How to change similarity without actual code

shlomivaknin · February 20, 2013, 4:31pm

Hey,

I am fresh to ES, and i have a task that i dont know what approach is best
to take.

our data is a simple line of text and some number fields, and our queries
are only on the line of text.
when I query a few terms, (as far as i understand) the score gets
calculated in such way, that prefers multiple occurrences of terms in the
text, and also prefers longer matches.

if i would want to change that (say, dont mind how many times a term
appeared, and dont mind the length), i would write this in lucene:

public class MySimilarity extends DefaultSimilarity {

@Override

//We don't care about how many times a term appears in the text

public float tf(float freq) {

    return freq == 0 ? 0 : 1;

}   

@Override

 public float computeNorm(String field, FieldInvertState state) {

    return state.getBoost();    //ignore length factor

}

}

now my question is - is there a way to do this kind of things in ES, so i
dont have to actually write code, ie use the dsl?

Thanks!

--
You received this message because you are subscribed to the Google Groups "elasticsearch" group.
To unsubscribe from this group and stop receiving emails from it, send an email to elasticsearch+unsubscribe@googlegroups.com.
For more options, visit https://groups.google.com/groups/opt_out.

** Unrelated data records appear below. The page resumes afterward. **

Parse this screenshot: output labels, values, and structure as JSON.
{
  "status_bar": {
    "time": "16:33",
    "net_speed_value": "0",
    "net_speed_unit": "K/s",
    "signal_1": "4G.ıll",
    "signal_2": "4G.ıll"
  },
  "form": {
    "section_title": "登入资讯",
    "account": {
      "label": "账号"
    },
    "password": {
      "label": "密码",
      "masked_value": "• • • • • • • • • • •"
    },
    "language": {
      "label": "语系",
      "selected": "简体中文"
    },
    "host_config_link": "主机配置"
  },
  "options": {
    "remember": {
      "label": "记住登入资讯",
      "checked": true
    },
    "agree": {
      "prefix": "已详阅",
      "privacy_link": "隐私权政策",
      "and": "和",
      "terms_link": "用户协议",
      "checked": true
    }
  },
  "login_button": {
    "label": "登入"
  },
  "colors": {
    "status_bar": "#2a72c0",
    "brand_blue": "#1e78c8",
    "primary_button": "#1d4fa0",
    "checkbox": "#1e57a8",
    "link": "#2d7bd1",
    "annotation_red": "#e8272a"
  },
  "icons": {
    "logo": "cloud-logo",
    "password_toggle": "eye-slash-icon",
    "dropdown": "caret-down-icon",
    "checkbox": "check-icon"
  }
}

simonw_2 · February 20, 2013, 10:41pm

Hey,

for the Term Frequency part I would just recommend to omit the TF and index
document ids only. this will effectively what you showed in your example
just without the "branch" in the similarity. (see 'index_options' here:
Elasticsearch Platform — Find real-time answers at scale | Elastic)
For the length normalization I'd omitNorms ('omit_norms'
here: Elasticsearch Platform — Find real-time answers at scale | Elastic)
in the mapping and use a custom score like shown
here: Elasticsearch Platform — Find real-time answers at scale | Elastic

this should be equivalent to what you want and you can influence how much
weight the boost gets at runtime.

simon

On Wednesday, February 20, 2013 5:31:54 PM UTC+1, Shlomi wrote:

Hey,

I am fresh to ES, and i have a task that i dont know what approach is best
to take.

our data is a simple line of text and some number fields, and our queries
are only on the line of text.
when I query a few terms, (as far as i understand) the score gets
calculated in such way, that prefers multiple occurrences of terms in the
text, and also prefers longer matches.

if i would want to change that (say, dont mind how many times a term
appeared, and dont mind the length), i would write this in lucene:

public class MySimilarity extends DefaultSimilarity {
@Override

//We don't care about how many times a term appears in the text

public float tf(float freq) {

    return freq == 0 ? 0 : 1;

}   

@Override

 public float computeNorm(String field, FieldInvertState state) {

    return state.getBoost();    //ignore length factor

}  
}

now my question is - is there a way to do this kind of things in ES, so i
dont have to actually write code, ie use the dsl?

Thanks!

--
You received this message because you are subscribed to the Google Groups "elasticsearch" group.
To unsubscribe from this group and stop receiving emails from it, send an email to elasticsearch+unsubscribe@googlegroups.com.
For more options, visit https://groups.google.com/groups/opt_out.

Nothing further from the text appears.